Read Reviews and Ratings
Not all payment processing services are listed with the Better Business Bureau. It’s kind of a niche industry, and there are niches inside of niches. For instance, not all payment processing services will cover firearms or tobacco. There are politically and legally tricky areas surrounding these industries and for some processors, it’s not worth getting involved in. So even within the high-risk niche, you might find people who specialize in an even smaller niche.
In any event, the point is that some of these companies are a little on the small side. They may only handle a handful of clients with no real interest in trying to expand beyond their niche.
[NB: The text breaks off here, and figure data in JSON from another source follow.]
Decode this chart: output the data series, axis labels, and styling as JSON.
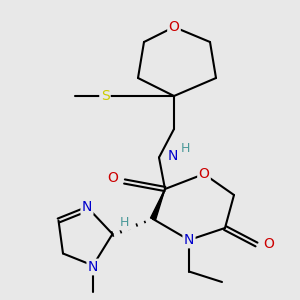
{
  "background_color": "#e8e8e8",
  "atom_colors": {
    "C": "#000000",
    "N": "#0000cc",
    "O": "#cc0000",
    "S": "#cccc00",
    "H": "#4a9999"
  },
  "bond_color": "#000000",
  "bond_width": 1.5,
  "font_size": 9,
  "title": ""
}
This means that they’re not always going to be listed on major websites and databases like the BBB. It’s like how your favorite restaurant might not have any Yelp reviews because it’s one of those “best kept secret” spots.
But, there’s bound to be someone, somewhere, either singing the company’s praises or condemning them for dishonest business practices and poor service. One bad review might not be a dealbreaker. Sometimes someone just had a bad day or they misunderstood the contract or they were expecting more than you should expect from a payment processor. A dozen bad reviews and no good ones, though, that should raise a red flag. Likewise, it’s easy to buy one paid positive review, but most fly by night businesses don’t have the spending power to buy dozens of paid reviews (not from native English speakers, anyway).
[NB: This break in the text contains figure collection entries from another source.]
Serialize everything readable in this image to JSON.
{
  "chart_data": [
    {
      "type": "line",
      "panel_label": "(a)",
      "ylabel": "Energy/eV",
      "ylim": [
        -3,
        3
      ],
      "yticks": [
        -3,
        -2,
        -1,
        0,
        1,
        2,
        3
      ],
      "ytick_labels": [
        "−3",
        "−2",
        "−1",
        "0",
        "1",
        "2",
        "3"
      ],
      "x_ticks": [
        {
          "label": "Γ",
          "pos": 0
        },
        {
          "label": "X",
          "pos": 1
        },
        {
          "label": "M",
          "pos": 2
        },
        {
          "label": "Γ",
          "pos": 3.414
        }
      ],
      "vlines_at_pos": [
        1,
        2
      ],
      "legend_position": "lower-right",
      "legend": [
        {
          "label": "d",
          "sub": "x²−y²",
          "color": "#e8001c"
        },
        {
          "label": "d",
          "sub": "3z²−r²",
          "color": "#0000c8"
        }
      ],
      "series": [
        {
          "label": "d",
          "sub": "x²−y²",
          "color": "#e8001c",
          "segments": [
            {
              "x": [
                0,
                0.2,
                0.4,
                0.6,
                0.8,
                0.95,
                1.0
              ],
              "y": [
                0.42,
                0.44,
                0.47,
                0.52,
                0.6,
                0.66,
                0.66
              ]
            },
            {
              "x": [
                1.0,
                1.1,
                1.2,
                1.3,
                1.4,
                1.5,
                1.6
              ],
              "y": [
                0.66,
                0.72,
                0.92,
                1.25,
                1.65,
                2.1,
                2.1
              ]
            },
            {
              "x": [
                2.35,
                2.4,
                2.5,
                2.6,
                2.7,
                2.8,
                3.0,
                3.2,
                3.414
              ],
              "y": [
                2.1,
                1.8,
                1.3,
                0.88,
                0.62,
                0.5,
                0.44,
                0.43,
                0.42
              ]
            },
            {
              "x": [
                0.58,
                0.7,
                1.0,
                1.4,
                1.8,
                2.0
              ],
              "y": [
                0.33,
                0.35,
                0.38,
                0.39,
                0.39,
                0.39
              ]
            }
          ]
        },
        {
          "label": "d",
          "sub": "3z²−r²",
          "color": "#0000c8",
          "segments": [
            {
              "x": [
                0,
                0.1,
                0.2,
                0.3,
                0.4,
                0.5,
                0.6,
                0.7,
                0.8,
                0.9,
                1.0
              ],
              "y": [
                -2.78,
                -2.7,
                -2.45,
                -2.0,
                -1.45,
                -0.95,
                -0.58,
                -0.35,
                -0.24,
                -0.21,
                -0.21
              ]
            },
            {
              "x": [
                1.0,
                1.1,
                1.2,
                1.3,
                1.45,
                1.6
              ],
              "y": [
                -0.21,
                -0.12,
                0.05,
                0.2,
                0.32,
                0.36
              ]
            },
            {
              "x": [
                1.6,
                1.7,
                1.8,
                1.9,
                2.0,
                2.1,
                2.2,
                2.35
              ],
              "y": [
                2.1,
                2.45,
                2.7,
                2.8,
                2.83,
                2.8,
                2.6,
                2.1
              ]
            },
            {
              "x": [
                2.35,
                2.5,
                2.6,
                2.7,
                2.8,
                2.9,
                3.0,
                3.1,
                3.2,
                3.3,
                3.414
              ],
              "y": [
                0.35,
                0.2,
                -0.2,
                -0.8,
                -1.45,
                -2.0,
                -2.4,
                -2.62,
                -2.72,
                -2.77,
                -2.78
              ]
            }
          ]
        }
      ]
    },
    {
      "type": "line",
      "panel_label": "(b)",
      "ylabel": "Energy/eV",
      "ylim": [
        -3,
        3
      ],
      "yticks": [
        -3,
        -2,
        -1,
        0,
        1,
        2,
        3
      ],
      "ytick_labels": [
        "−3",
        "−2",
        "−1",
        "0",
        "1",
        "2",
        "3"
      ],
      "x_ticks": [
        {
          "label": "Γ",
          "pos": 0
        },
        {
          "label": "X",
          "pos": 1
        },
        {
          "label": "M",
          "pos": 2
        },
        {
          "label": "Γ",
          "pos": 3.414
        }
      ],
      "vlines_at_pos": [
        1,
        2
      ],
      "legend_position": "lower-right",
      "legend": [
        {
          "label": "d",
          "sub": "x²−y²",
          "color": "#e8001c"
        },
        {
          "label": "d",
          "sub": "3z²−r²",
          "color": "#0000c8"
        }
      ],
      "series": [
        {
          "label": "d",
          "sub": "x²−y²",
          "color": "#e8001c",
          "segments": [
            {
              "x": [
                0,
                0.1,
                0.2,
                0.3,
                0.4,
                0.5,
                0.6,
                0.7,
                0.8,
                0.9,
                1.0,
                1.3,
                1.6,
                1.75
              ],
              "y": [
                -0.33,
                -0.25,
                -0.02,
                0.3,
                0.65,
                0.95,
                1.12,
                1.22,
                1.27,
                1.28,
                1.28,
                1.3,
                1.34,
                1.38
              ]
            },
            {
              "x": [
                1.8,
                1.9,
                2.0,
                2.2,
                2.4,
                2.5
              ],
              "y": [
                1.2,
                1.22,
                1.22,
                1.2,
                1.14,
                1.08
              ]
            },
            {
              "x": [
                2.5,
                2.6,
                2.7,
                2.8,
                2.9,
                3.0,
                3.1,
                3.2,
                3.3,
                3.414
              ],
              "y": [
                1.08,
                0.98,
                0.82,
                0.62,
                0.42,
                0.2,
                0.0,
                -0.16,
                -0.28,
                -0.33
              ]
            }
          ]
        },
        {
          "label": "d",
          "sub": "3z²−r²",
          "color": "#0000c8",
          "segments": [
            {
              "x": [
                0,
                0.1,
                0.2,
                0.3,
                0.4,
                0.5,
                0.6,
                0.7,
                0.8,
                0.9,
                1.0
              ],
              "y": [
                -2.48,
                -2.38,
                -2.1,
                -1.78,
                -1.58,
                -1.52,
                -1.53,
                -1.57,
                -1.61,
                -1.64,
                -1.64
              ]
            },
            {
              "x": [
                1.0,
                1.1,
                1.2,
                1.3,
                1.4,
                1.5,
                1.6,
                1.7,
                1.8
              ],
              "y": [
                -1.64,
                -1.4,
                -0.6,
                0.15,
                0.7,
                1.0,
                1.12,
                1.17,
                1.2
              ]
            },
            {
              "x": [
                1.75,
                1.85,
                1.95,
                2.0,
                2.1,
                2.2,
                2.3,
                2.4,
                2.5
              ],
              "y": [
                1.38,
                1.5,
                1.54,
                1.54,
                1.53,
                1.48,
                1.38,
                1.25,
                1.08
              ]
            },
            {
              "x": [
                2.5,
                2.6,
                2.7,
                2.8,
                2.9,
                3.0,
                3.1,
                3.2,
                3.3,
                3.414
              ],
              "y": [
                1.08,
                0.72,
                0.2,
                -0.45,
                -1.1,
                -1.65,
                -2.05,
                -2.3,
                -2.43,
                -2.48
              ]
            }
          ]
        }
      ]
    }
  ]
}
Online reputation is a big part of running a business in the modern age, and a bunch of negative reviews will at least tell you that this company isn’t interested in managing their online reputation.
If they can’t be bothered to address serious concerns that their customers have, then how much can you really expect them to care about your needs as a customer?
Just Feel Them Out
Sometimes it comes down to trusting your instinct. If you call them or email them and they seem really hesitant to answer your questions, or if the answers are very ambiguous and non-committal, then it’s a safe bet that they don’t want you to know what a lousy deal they’re actually offering you. You’re looking for a processor that can be transparent, up front and direct with you. Vague answers and beating around the bush are a pretty sure sign of someone who’s just trying to lead you on.
Of course this isn’t to say that you want to make the entirety of the decision on instinct alone. How you feel about a processor is as good a tie breaker as any, but most of the decision needs to be made on reason, and the heavy-lifting of research and interviewing. Still, sometimes how well you work with a partner comes down to simply the chemistry that you have with them. If you feel that their customer service is unresponsive or you just don’t get a good vibe from them, then it might not be a good match.
A merchant account provider isn’t just another supplier or something. They’re a partner in your business who should be invested in your future within your industry. Hopefully, if you find a payment processor that you have a good working relationship with, then you may be working with them for years to come, perhaps for as long as you’re running your business. So making your decision is something that you need to do carefully, with lots of forethought, planning and research, and of course, some degree of trust.